News | Sept. 19, 2016

Operations personnel use new partnership to protect supply chains, prevent counterfeits

By Dianne Ryder

For more than a decade, an increase in counterfeit and suspected counterfeit spare parts has challenged Defense Logistics Agency’s quality-control and technical personnel. But DLA’s recent partnership with the National Intellectual Property Rights Coordination Center has improved DLA’s detection methods and increased the range of parts DLA can test for authenticity.

“DLA applies a multi-pronged approach to try to mitigate counterfeits,” said Art Beauchamp, program manager for counterfeit mitigation in DLA’s Logistics Operations directorate. “And we come at that from a lot of different angles; product testing, quality audits of vendors and supply-chain risk assessment are just a few.” 

Beauchamp said the IPR Center, part of the Department of Homeland Security, focuses on preventing the theft of U.S. intellectual property rights.

In 2012, an operational evaluation team analyzed the problem in DLA supply chains and issued recommendations. 

One recommendation was to deploy a group of DLA headquarters employees to DLA’s distribution centers to prevent an influx of counterfeit items. In 2013, the agency hired four test coordinators to staff DLA’s distribution centers: two in Susquehanna, Pennsylvania, one in Red River, Texas, and one in San Joaquin, California.

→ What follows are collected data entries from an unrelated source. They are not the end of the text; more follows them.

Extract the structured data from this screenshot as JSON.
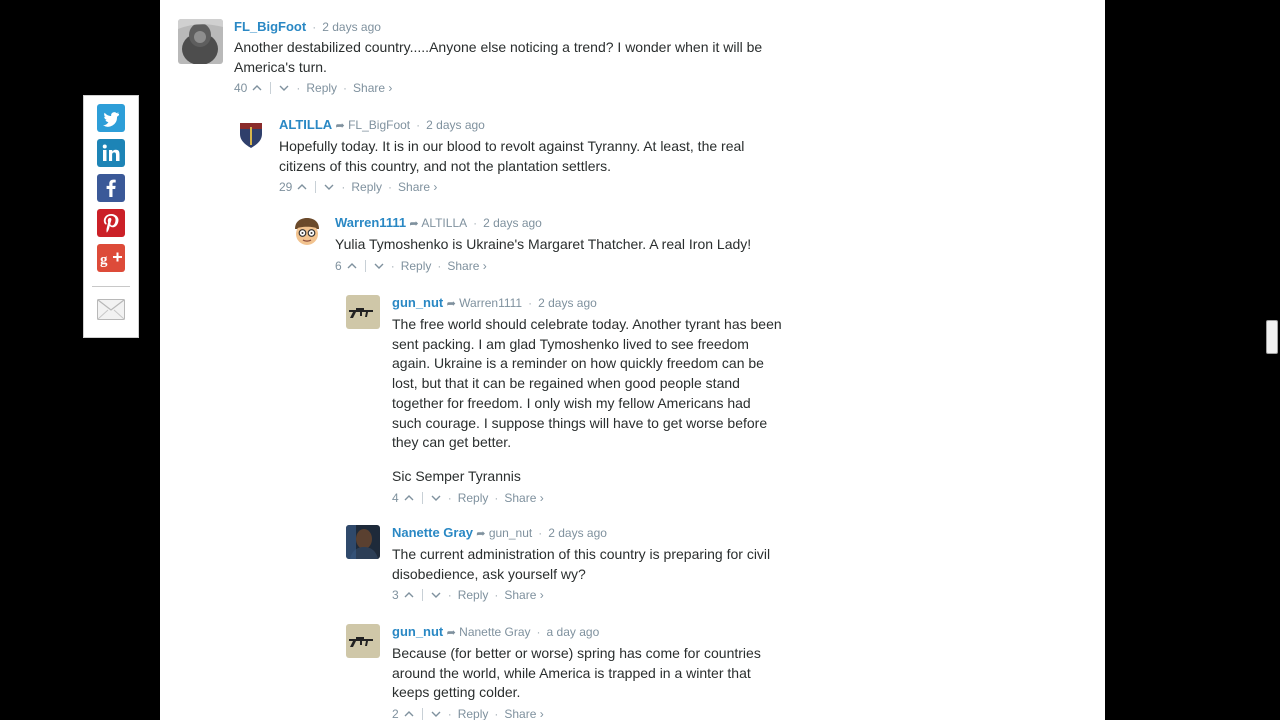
{
  "share_bar": {
    "buttons": [
      {
        "name": "twitter",
        "color": "#2d9ed8"
      },
      {
        "name": "linkedin",
        "color": "#1d84b6"
      },
      {
        "name": "facebook",
        "color": "#3b5998"
      },
      {
        "name": "pinterest",
        "color": "#cb2027"
      },
      {
        "name": "google-plus",
        "color": "#dd4b39"
      },
      {
        "name": "email",
        "color": "#eeeeee"
      }
    ]
  },
  "comments": [
    {
      "author": "FL_BigFoot",
      "reply_to": "",
      "time": "2 days ago",
      "paragraphs": [
        "Another destabilized country.....Anyone else noticing a trend? I wonder when it will be America's turn."
      ],
      "votes": "40",
      "reply_label": "Reply",
      "share_label": "Share ›"
    },
    {
      "author": "ALTILLA",
      "reply_to": "FL_BigFoot",
      "time": "2 days ago",
      "paragraphs": [
        "Hopefully today. It is in our blood to revolt against Tyranny. At least, the real citizens of this country, and not the plantation settlers."
      ],
      "votes": "29",
      "reply_label": "Reply",
      "share_label": "Share ›"
    },
    {
      "author": "Warren1111",
      "reply_to": "ALTILLA",
      "time": "2 days ago",
      "paragraphs": [
        "Yulia Tymoshenko is Ukraine's Margaret Thatcher. A real Iron Lady!"
      ],
      "votes": "6",
      "reply_label": "Reply",
      "share_label": "Share ›"
    },
    {
      "author": "gun_nut",
      "reply_to": "Warren1111",
      "time": "2 days ago",
      "paragraphs": [
        "The free world should celebrate today. Another tyrant has been sent packing. I am glad Tymoshenko lived to see freedom again. Ukraine is a reminder on how quickly freedom can be lost, but that it can be regained when good people stand together for freedom. I only wish my fellow Americans had such courage. I suppose things will have to get worse before they can get better.",
        "Sic Semper Tyrannis"
      ],
      "votes": "4",
      "reply_label": "Reply",
      "share_label": "Share ›"
    },
    {
      "author": "Nanette Gray",
      "reply_to": "gun_nut",
      "time": "2 days ago",
      "paragraphs": [
        "The current administration of this country is preparing for civil disobedience, ask yourself wy?"
      ],
      "votes": "3",
      "reply_label": "Reply",
      "share_label": "Share ›"
    },
    {
      "author": "gun_nut",
      "reply_to": "Nanette Gray",
      "time": "a day ago",
      "paragraphs": [
        "Because (for better or worse) spring has come for countries around the world, while America is trapped in a winter that keeps getting colder."
      ],
      "votes": "2",
      "reply_label": "Reply",
      "share_label": "Share ›"
    }
  ]
}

“They can’t do laboratory-type tests, but they can do first class-type testing”, according to Doug Fosnaught, a technical quality analyst in DLA Logistics Operations. “Visual inspections cover overall appearance and condition, workmanship and paint or coating finish. Typical dimensional characteristics would include length, width, diameter, thread pitch and style.  Marking inspections would confirm drawing specific marking requirements.” 

The test coordinators inspect items such as such as wheeled / tracked vehicle parts, surface vessel and submarine parts, aircraft frame and engine parts, auxiliary support equipment parts, electrical connectors and wiring harnesses. Although they aren’t permitted to power up electrical items, they can measure electrical resistance and continuity and can measure direct-current voltage for batteries.

“The term ‘counterfeit’ is more of a legal term. The test coordinators are helping us in terms of reducing non-conforming or suspect materials,” Beauchamp said. “They might identify a suspect counterfeit now, but it might not be for two or three years that the legal community says it’s a counterfeit. The test coordinators are trained to determine ‘high-risk candidates’ for counterfeit, although their actual job is to identify non-conforming or suspect items,” he said.

The high-risk procurement program determines which items are most subject to counterfeiting by using information from reports on product quality deficiencies, previous test data and external information the coordinators receive.

“Then we develop a list of national stock numbers that we give out to the test coordinators for them to inspect,” Fosnaught said.

The test coordinators inspect for quality deficiencies, examine items that are suspect or require verification and support the Counterfeit Material/ Unauthorized Product Substitution team. 

“The CM/UPS team is a group of subject matter experts from all different areas,” Beauchamp said. “Each primary level field activity has a fraud group — usually led by the fraud attorney — and they confirm what the test coordinators originally identified.”

Fosnaught said test coordinators can inspect a lot of the products with tools and technical drawings they have on hand.

“But if there are no drawings available, then all we have is the part itself,” he said. “We buy a lot of those parts, so one of the ways we try to get some relief and assurance is using Operation Chain Reaction to help us contact manufacturers.” 

Operation Chain Reaction is a comprehensive initiative that targets counterfeit items entering the supply chains of the Department of Defense and other government agencies.

The test coordinators photograph suspect or nonconforming items and send them to IPR Center personnel, who then forward the photos to the original manufacturers for identification. From the photos, the manufacturers can often determine whether the item is theirs or not.

“It’s not 100-percent foolproof, but it is some assurance that they’ve made the item,” Fosnaught said. “Sometimes these manufacturers have techniques or special markings that they’ve built into the actual product that only they know about.” “For the items we don’t have the technical data for — we don’t have the characteristics, the drawings or anything to tell us that, ‘hey, this thing is supposed to be 10 inches,’ or ‘hey, this thing is supposed to have a gold finish to it,’ — we can only see what we can see.”

If the manufacturer is unsure a product is its own, the test coordinators can pursue further testing or look at traceability documentation.

“We’ve expanded their tool kit by tapping into the IPR Center to combat counterfeits,” Beauchamp said.

With more than 5 million items in stock, Beauchamp said not every single item can be inspected, but HRP has helped narrow down suspect products and reduced the number of nonconforming items. “The coordinators identify the most vulnerable items out there — [those] vulnerable to counterfeiting,” he said.

To date, the test coordinators have been performing inspections as part of a pilot program.

“But we’re trying to expand it into a fully supportable program, because we see the advantage of working with the test coordinators,” Fosnaught said.